How can we be satisfied to be on “furlough” (a leave of absence from duty) when we ought to be “fighting” the good fight of faith? Defining the word “fight” in 1 Tim. 6:12, W. E. Vine says that it is used “metaphorically, to contend perseveringly against opposition and temptation” (P. 414). This is the duty of every soldier of Christ.
Of all the many nations that we read about in the Old Testament, Uriah recognized that Israel sustained a unique relationship with God. Since the Lord had chosen them “to be a special people unto himself, above all people that are upon the face of the earth” (Deut, 7:6), this faithful soldier was proud to take his stand with the people of God. Today we should see in this a representation of the Lord’s church, Christ’s spiritual body of whom He is the Savior (Eph. 5:23), because in Jesus we are no less than “an elect race, a royal priesthood, a holy nation, a people for God’s on possession” (1 Pet. 2:9/ ASV).
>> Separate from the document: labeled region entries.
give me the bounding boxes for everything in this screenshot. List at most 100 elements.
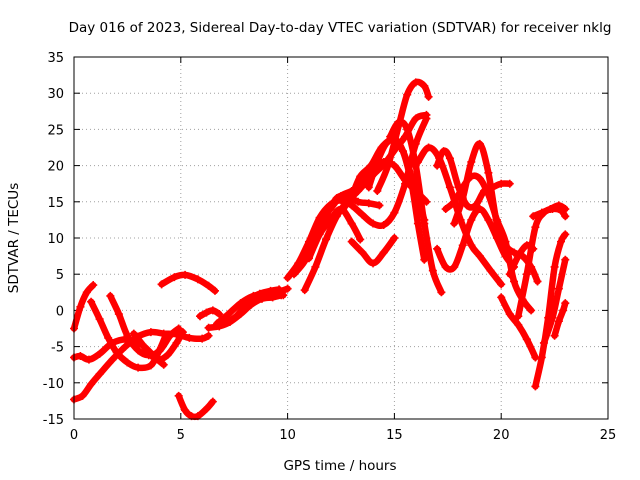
data-point	[146, 361, 155, 370]
data-point	[123, 358, 132, 367]
data-point	[561, 205, 570, 214]
x-tick-label: 0	[70, 428, 78, 443]
data-point	[445, 183, 454, 192]
series-arc-33	[550, 299, 570, 340]
data-point	[196, 312, 205, 321]
data-point	[157, 280, 166, 289]
data-point	[240, 302, 249, 311]
x-tick-label: 10	[279, 428, 296, 443]
data-point	[375, 201, 384, 210]
data-point	[87, 297, 96, 306]
data-point	[134, 363, 143, 372]
data-point	[383, 161, 392, 170]
data-point	[95, 370, 104, 379]
data-point	[181, 270, 190, 279]
x-tick-label: 5	[177, 428, 185, 443]
series-arc-23	[386, 118, 446, 297]
data-point	[514, 312, 523, 321]
series-line	[305, 205, 364, 262]
data-point	[445, 154, 454, 163]
data-point	[484, 215, 493, 224]
data-point	[554, 201, 563, 210]
data-point	[403, 90, 412, 99]
x-tick-label: 20	[493, 428, 510, 443]
data-point	[484, 168, 493, 177]
data-point	[245, 294, 254, 303]
series-line	[284, 115, 430, 282]
series-arc-13	[245, 285, 284, 303]
data-point	[290, 270, 299, 279]
data-point	[537, 208, 546, 217]
data-point	[155, 346, 164, 355]
series-line	[450, 140, 541, 285]
data-point	[108, 355, 117, 364]
data-point	[505, 310, 514, 319]
y-tick-label: 10	[47, 232, 64, 247]
data-point	[326, 215, 335, 224]
data-point	[121, 342, 130, 351]
data-point	[505, 179, 514, 188]
data-point	[322, 212, 331, 221]
data-point	[510, 277, 519, 286]
data-point	[204, 331, 213, 340]
data-point	[379, 248, 388, 257]
data-point	[433, 161, 442, 170]
data-point	[82, 288, 91, 297]
data-point	[76, 302, 85, 311]
series-arc-20	[347, 234, 399, 268]
data-point	[95, 349, 104, 358]
data-point	[198, 334, 207, 343]
data-point	[215, 310, 224, 319]
series-arc-7	[157, 270, 219, 295]
data-point	[163, 350, 172, 359]
data-point	[178, 328, 187, 337]
data-point	[559, 306, 568, 315]
data-point	[84, 355, 93, 364]
data-point	[557, 237, 566, 246]
data-point	[433, 244, 442, 253]
data-point	[394, 118, 403, 127]
data-point	[213, 319, 222, 328]
data-point	[529, 212, 538, 221]
data-point	[326, 205, 335, 214]
data-point	[420, 219, 429, 228]
data-point	[322, 235, 331, 244]
data-point	[337, 192, 345, 201]
series-line	[551, 299, 569, 339]
data-point	[475, 252, 484, 261]
data-point	[403, 125, 412, 134]
data-point	[208, 306, 217, 315]
data-point	[522, 335, 531, 344]
data-point	[537, 353, 546, 362]
data-point	[492, 219, 501, 228]
data-point	[266, 286, 275, 295]
y-tick-label: -10	[43, 377, 64, 392]
data-point	[185, 333, 194, 342]
data-point	[533, 277, 542, 286]
data-point	[146, 328, 155, 337]
data-point	[181, 406, 190, 415]
data-point	[475, 205, 484, 214]
data-point	[450, 262, 459, 271]
data-point	[475, 174, 484, 183]
data-point	[87, 380, 96, 389]
data-point	[561, 212, 570, 221]
data-point	[210, 286, 219, 295]
data-point	[106, 291, 115, 300]
data-point	[407, 179, 416, 188]
data-point	[514, 252, 523, 261]
data-point	[390, 208, 399, 217]
series-line	[175, 392, 217, 421]
data-point	[202, 404, 211, 413]
data-point	[300, 286, 309, 295]
data-point	[554, 317, 563, 326]
data-point	[420, 81, 429, 90]
data-point	[450, 219, 459, 228]
data-point	[232, 312, 241, 321]
data-point	[501, 241, 510, 250]
data-point	[379, 220, 388, 229]
chart-title: Day 016 of 2023, Sidereal Day-to-day VTE…	[69, 20, 612, 36]
data-point	[300, 257, 309, 266]
data-point	[505, 270, 514, 279]
data-point	[174, 391, 183, 400]
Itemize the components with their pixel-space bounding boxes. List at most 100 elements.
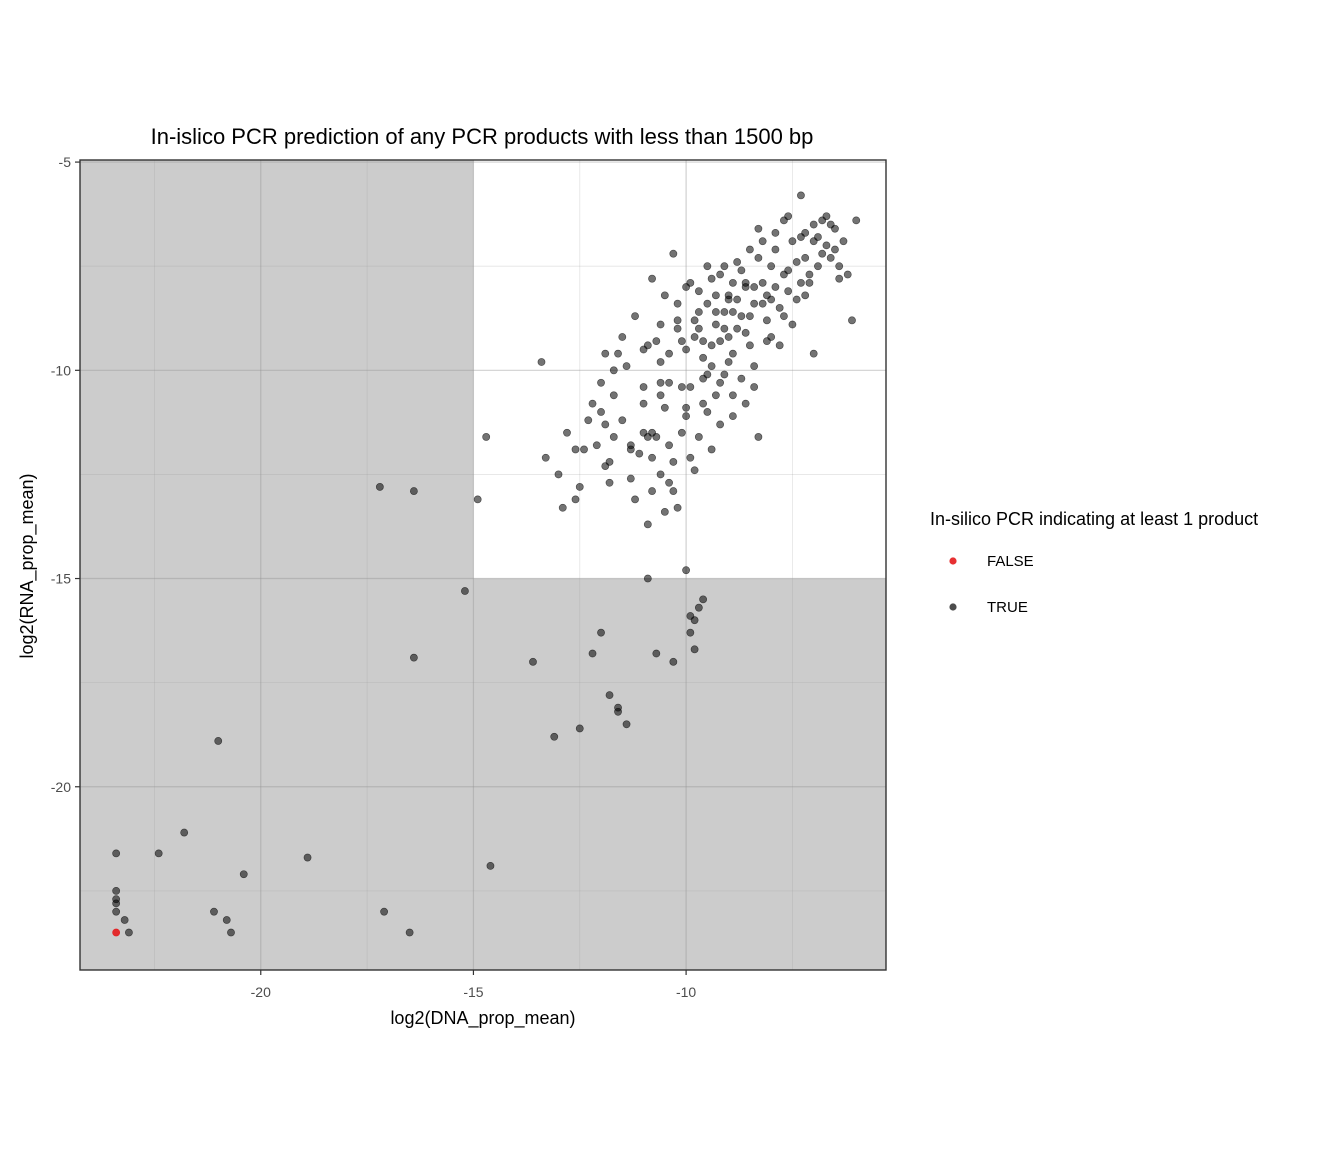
data-point-true — [805, 270, 814, 279]
data-point-true — [788, 237, 797, 246]
data-point-true — [677, 428, 686, 437]
data-point-true — [745, 245, 754, 254]
data-point-true — [741, 399, 750, 408]
data-point-true — [711, 308, 720, 316]
data-point-true — [775, 303, 784, 312]
data-point-true — [694, 308, 703, 316]
y-tick-label: -10 — [51, 362, 71, 378]
data-point-true — [728, 278, 737, 287]
data-point-true — [643, 520, 652, 529]
data-point-true — [665, 378, 673, 387]
legend: In-silico PCR indicating at least 1 prod… — [930, 509, 1258, 616]
x-axis-title: log2(DNA_prop_mean) — [390, 1008, 575, 1029]
data-point-true — [835, 274, 844, 283]
data-point-true — [375, 483, 384, 491]
data-point-true — [482, 433, 491, 441]
data-point-true — [720, 324, 729, 333]
shaded-regions — [80, 160, 886, 970]
data-point-true — [805, 278, 814, 287]
data-point-true — [771, 283, 780, 291]
data-point-true — [622, 720, 631, 729]
data-point-true — [716, 337, 725, 346]
data-point-true — [720, 370, 729, 379]
data-point-true — [635, 449, 644, 458]
data-point-true — [767, 262, 776, 271]
data-point-true — [409, 487, 418, 495]
data-point-true — [831, 245, 839, 254]
data-point-true — [614, 349, 622, 358]
data-point-true — [643, 574, 652, 583]
data-point-true — [605, 458, 614, 466]
plot-border — [79, 159, 887, 971]
data-point-true — [673, 324, 682, 333]
data-point-true — [694, 433, 703, 441]
data-point-true — [720, 308, 729, 316]
data-point-true — [656, 320, 665, 329]
data-point-true — [771, 228, 780, 237]
data-point-true — [745, 341, 754, 350]
legend-key-false — [949, 557, 957, 565]
data-point-true — [724, 358, 733, 366]
data-point-true — [558, 503, 567, 512]
data-point-true — [529, 657, 537, 666]
data-point-true — [741, 328, 750, 337]
data-point-true — [656, 378, 665, 387]
data-point-true — [780, 216, 788, 225]
data-point-true — [588, 399, 597, 408]
shade-region-bottom — [473, 578, 886, 970]
data-point-true — [656, 358, 665, 366]
data-point-true — [750, 299, 759, 308]
data-point-true — [597, 378, 605, 387]
data-point-true — [754, 433, 763, 441]
data-point-true — [809, 220, 818, 229]
data-point-true — [652, 649, 661, 658]
data-point-true — [626, 474, 635, 483]
data-point-true — [763, 337, 771, 346]
data-point-true — [652, 433, 661, 441]
data-point-true — [571, 495, 580, 504]
data-point-true — [622, 362, 631, 371]
data-point-true — [686, 383, 695, 391]
data-point-true — [826, 220, 835, 229]
data-point-true — [690, 466, 699, 475]
data-point-true — [554, 470, 563, 479]
data-point-true — [584, 416, 593, 425]
data-point-true — [741, 278, 750, 287]
data-point-true — [405, 928, 414, 937]
x-tick-label: -15 — [463, 984, 483, 1000]
data-point-true — [592, 441, 601, 450]
data-point-true — [797, 278, 805, 287]
data-point-true — [180, 828, 189, 837]
data-point-true — [239, 870, 248, 879]
data-point-true — [686, 278, 695, 287]
data-point-true — [754, 224, 763, 233]
data-point-true — [728, 349, 737, 358]
data-point-true — [745, 312, 754, 321]
data-point-true — [809, 349, 818, 358]
data-point-true — [112, 849, 121, 858]
data-point-true — [724, 333, 733, 341]
legend-label-false: FALSE — [987, 553, 1034, 570]
data-point-true — [784, 266, 793, 275]
data-point-true — [461, 587, 469, 595]
grid-lines — [80, 160, 886, 970]
data-point-true — [665, 441, 673, 450]
data-point-true — [716, 420, 725, 429]
data-point-true — [737, 266, 746, 275]
data-point-true — [814, 262, 822, 271]
data-point-true — [665, 349, 673, 358]
data-point-true — [673, 299, 682, 308]
data-point-true — [673, 503, 682, 512]
data-point-true — [720, 262, 729, 271]
data-point-true — [728, 391, 737, 400]
data-point-true — [648, 487, 656, 495]
data-point-true — [669, 657, 678, 666]
data-point-true — [852, 216, 861, 225]
data-point-true — [222, 916, 231, 924]
data-point-true — [758, 278, 767, 287]
data-point-true — [618, 416, 627, 425]
y-tick-label: -5 — [59, 154, 72, 170]
data-point-true — [758, 299, 767, 308]
data-point-true — [775, 341, 784, 350]
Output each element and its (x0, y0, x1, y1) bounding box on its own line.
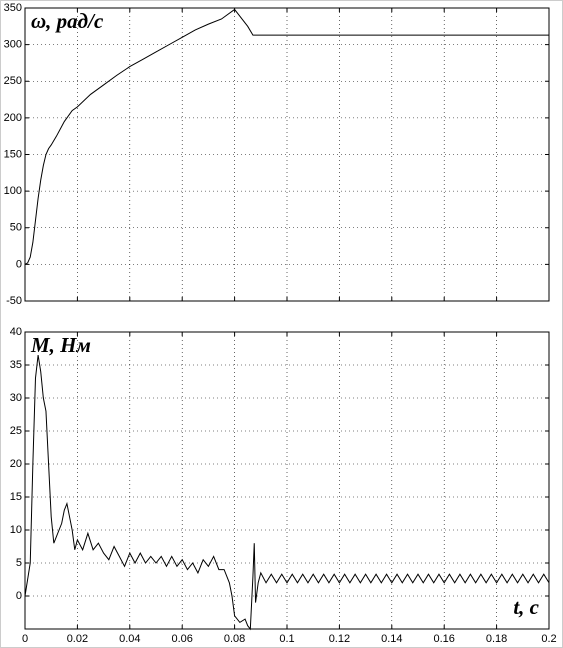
x-tick-label: 0.02 (67, 633, 88, 645)
y-axis-label: ω, рад/с (31, 9, 104, 33)
x-tick-label: 0.14 (381, 633, 402, 645)
y-tick-label: 250 (4, 75, 22, 87)
x-tick-label: 0.12 (329, 633, 350, 645)
y-tick-label: 25 (10, 425, 22, 437)
x-tick-label: 0.08 (224, 633, 245, 645)
data-line (24, 8, 549, 265)
x-axis-label: t, c (513, 595, 539, 619)
y-tick-label: 50 (10, 222, 22, 234)
y-tick-label: 5 (16, 557, 22, 569)
x-tick-label: 0.1 (279, 633, 294, 645)
axes-box (24, 331, 550, 630)
x-tick-label: 0.04 (119, 633, 140, 645)
y-tick-label: 350 (4, 2, 22, 14)
y-tick-label: 10 (10, 524, 22, 536)
y-tick-label: 0 (16, 590, 22, 602)
plot-area (25, 8, 549, 301)
y-tick-label: 0 (16, 258, 22, 270)
y-tick-label: -50 (6, 295, 22, 307)
x-tick-label: 0.16 (433, 633, 454, 645)
y-tick-label: 20 (10, 458, 22, 470)
y-tick-label: 150 (4, 148, 22, 160)
data-line (24, 355, 550, 631)
y-tick-label: 30 (10, 392, 22, 404)
y-tick-label: 15 (10, 491, 22, 503)
axes-box (24, 7, 550, 302)
y-tick-label: 100 (4, 185, 22, 197)
y-tick-label: 35 (10, 359, 22, 371)
x-tick-label: 0.2 (541, 633, 556, 645)
y-tick-label: 300 (4, 39, 22, 51)
y-tick-label: 40 (10, 326, 22, 338)
x-tick-label: 0.18 (486, 633, 507, 645)
x-tick-label: 0 (22, 633, 28, 645)
y-tick-label: 200 (4, 112, 22, 124)
y-axis-label: M, Нм (30, 333, 91, 357)
x-tick-label: 0.06 (171, 633, 192, 645)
No wonder Satan attacks the church, wanting to destroy its identity and uniqueness, because he hates what the church is all about! He knows that it is destined to take its flight to glory one of these days (1 Cor. 15:24), and its mission is that of saving souls (1 Cor. 1:21). While the influence of the church is suffering in some places because of apathy, worldliness and apostasy, are we content to be on “furlough” and sit idly by? No, let’s “stand fast in one spirit, with one mind striving together for the faith of the gospel” (Phil. 1:27).
Evidently when Uriah married Bathsheba, he married into the tribe of Judah, so in that sense they stood for family. One of the best reasons for taking our stand on the front-line of serving God and maintaining doctrinal purity has to do with our children and grandchildren, not to mention even future generations that we may never see. As should be obvious to all, the home (as God defines and regulates it) is under attack today by Satan and the world, but every parent should consider this as a “front-line” where we are going to take a stand for what is right.
Taking such a stand cannot involve a compromising of our Bible-based convictions, even in ways that might seem small and insignificant, but we must bring our children up “in the nurture and admonition of the Lord” (Eph. 6:4). This involves the commitment to not allow anything into our homes that is destructive and detrimental, realizing that there is much truth to the old adage– “As goes the home, so goes the church.” May the Lord help us to realize how true that is!
JOAB & HIS SERVANTS
Uriah ended his statement by saying: “My Lord Joab, and the servants of my lord, are encamped in the open fields.” What was he was trying to convey to David? It was that he felt a personal responsibility to stand alongside Joab (the commander) and his fellow-soldiers in the fight, wanting to do his part in battle. Unless this is our attitude, realizing that there is something of value that we can bring to the fight, we cannot be a “good soldier of Jesus Christ” (2 Tim. 2:3).